Au septième jour, comme il s’était bien décarcassé, Dieu décida d’arrêter là sa création et décida d’aller se reposer. Bon ok, créer le monde en 6 jours, c’est balèze, il avait bien le droit à une petite sieste. Mais voilà, le dimanche, du coup, c’est le jour du rien, le non-jour de la semaine. Et je l’aime pas.

Petite, les heures du dimanches qui s’égrenaient à une vitesse folle me faisaient penser à un ultimatum : bientôt la fin du week-end ! Il est 16h, tu dînes à 20, il te reste 4 heures pour faire tes devoirs… Bon, d’abord, je goûte. Puis après cette sacro-sainte pause (comme si j’avais interrompu mes devoirs pour ça, tiens, je les avais même pas commencés !) à base de
chocapic tout en feuilletant un magazine, je retourne dans ma chambre où je fais semblant de bosser, sauf quand j’ai un devoir à rendre. Dimanche 20 heures, devoirs rarement faits mais c’est pas grave. Moi, j’étais la rebelle du primaire, du collège et du lycée : jamais je ne faisais mes devoirs mais j’avais toujours de bonnes notes. Dégueulasse hein ? Reste que le dimanche, je n’aime pas ça, devoirs ou pas devoirs. Et encore, les devoirs, ça occupe…
Oui car que faire un dimanche ? Du shopping ? Ben non, les magasins sont fermés. Aller chez le coiffeur, l’esthéticienne, le docteur, l’agence immobilière, la banque ou je sais pas quoi ? Non, ils sont tous fermés. Oui, ils travaillent en même temps que nous, logique, me direz-vous. Tout ça, faut le faire le samedi. Bon, s’il fait beau et que nous sommes à une période de l’année où il fait bon, on peut aller se promener, prendre la voiture pour partir au fin fond du département ou chausser les baskets pour déambuler dans la forêt voisine. Mais, curieusement, le dimanche, il pleut souvent. Alors on glande, on ne regarde pas la télé car il n’y a rien.
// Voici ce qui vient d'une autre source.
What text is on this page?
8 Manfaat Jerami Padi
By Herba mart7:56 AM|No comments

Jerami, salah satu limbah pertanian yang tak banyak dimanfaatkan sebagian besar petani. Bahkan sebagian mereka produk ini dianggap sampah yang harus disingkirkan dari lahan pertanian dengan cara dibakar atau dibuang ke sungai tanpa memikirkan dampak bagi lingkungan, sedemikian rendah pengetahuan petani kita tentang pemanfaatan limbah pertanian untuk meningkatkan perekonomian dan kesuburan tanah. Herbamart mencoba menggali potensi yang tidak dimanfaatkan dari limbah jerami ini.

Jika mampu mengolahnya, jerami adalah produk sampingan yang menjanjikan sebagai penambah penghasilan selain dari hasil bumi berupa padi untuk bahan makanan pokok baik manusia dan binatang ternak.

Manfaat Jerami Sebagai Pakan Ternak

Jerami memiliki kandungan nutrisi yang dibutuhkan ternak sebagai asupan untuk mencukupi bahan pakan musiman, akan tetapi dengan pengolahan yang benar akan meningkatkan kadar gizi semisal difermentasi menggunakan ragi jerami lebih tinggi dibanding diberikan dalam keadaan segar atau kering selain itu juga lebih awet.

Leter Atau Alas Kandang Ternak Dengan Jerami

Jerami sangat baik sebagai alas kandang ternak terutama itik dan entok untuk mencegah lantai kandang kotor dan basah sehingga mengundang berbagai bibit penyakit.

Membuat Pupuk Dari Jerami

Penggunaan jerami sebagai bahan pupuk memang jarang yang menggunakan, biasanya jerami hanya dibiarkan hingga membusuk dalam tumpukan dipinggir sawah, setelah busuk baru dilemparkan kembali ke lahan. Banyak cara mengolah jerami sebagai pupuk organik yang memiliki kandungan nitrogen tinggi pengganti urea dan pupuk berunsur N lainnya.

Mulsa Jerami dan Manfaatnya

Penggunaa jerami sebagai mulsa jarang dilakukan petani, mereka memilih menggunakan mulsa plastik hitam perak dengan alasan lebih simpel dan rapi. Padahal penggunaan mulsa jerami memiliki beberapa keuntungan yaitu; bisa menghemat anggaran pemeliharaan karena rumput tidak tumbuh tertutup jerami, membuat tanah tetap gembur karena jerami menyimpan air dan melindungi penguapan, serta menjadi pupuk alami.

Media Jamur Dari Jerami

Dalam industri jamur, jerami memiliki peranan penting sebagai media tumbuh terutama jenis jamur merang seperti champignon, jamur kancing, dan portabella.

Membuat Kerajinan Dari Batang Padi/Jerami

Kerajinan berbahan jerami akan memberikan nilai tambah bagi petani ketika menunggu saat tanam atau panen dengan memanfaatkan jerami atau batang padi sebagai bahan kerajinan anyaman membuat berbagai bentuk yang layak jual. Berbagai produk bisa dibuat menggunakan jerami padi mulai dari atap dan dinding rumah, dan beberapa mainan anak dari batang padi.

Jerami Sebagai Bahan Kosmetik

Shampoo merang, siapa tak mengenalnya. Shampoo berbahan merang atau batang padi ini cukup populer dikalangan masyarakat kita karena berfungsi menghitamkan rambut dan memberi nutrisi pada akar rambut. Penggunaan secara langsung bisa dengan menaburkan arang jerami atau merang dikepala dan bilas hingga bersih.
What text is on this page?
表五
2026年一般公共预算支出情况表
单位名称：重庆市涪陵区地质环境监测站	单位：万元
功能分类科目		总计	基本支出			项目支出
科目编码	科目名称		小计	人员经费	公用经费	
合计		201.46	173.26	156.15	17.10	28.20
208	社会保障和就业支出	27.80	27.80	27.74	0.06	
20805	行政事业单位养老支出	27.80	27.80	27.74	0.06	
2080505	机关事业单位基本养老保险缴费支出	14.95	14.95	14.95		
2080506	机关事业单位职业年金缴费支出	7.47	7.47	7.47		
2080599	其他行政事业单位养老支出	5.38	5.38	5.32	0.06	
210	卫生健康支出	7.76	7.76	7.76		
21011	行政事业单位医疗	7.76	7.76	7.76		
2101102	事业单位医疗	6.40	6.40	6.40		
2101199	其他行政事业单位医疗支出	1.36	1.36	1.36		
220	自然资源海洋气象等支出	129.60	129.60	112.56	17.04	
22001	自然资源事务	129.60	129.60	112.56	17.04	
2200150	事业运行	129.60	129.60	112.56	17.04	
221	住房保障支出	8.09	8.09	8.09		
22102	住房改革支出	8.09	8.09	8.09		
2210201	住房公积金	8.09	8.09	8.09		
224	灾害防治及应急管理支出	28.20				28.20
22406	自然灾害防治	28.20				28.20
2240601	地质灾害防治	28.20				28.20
Vidéo-Gag, ça fait 15 ans que ça passe et se farcir les présentateurs entre les gags, c’est d’un pénible… D’ailleurs, ils ont bien fait de remplacer Bernard Montiel par M. Météo, j’ai pas vu la différence, ils récitent tous les deux de façon pénible et ennuyeuse leur texte. Là, y a une blonde en plus qui doit feindre l’enthousiasme mais c’est pas trop ça. Le public, maintenant, ce sont des enfants mais je me demande s’ils ont pas recyclé les images du public du Club Dorothée. Sinon, y a le maillon faible, rapidement lourd, 7 à 8, émission ni racoleuse, ni voyeuriste, Drucker qui roupille sur un canapé tandis que ses chroniqueurs font de l’auto-promo à fond. Par exemple, Philippe Geluck, personne qui m’énerve, il faut l’avouer : « oui alors M. l’invité, je vous ai fait un dessin du chat, vous savez, ma BD dont le volume 8 vient de sortir ! ». Bon, Geluck sort sa blague, souvent nulle et Drucker, à la fin, il fait le récapitulatif : « notre invité, Bidule, qui sort un film au cinéma le 7 janvier, Philippe Geluck dont le volume 8 du chat vient de sortir, vous pouvez retrouver Anne Roumanoff tous les soirs à une salle de spectacle et Jean-Pierre Coffe dans sa cuisine. » Soyons franc, cette émission résume parfaitement les ambiances de dimanche : c’est mou, c’est chiant, c’est morose. Et en plus, j’ai l’impression que le montage accentue encore cette impression.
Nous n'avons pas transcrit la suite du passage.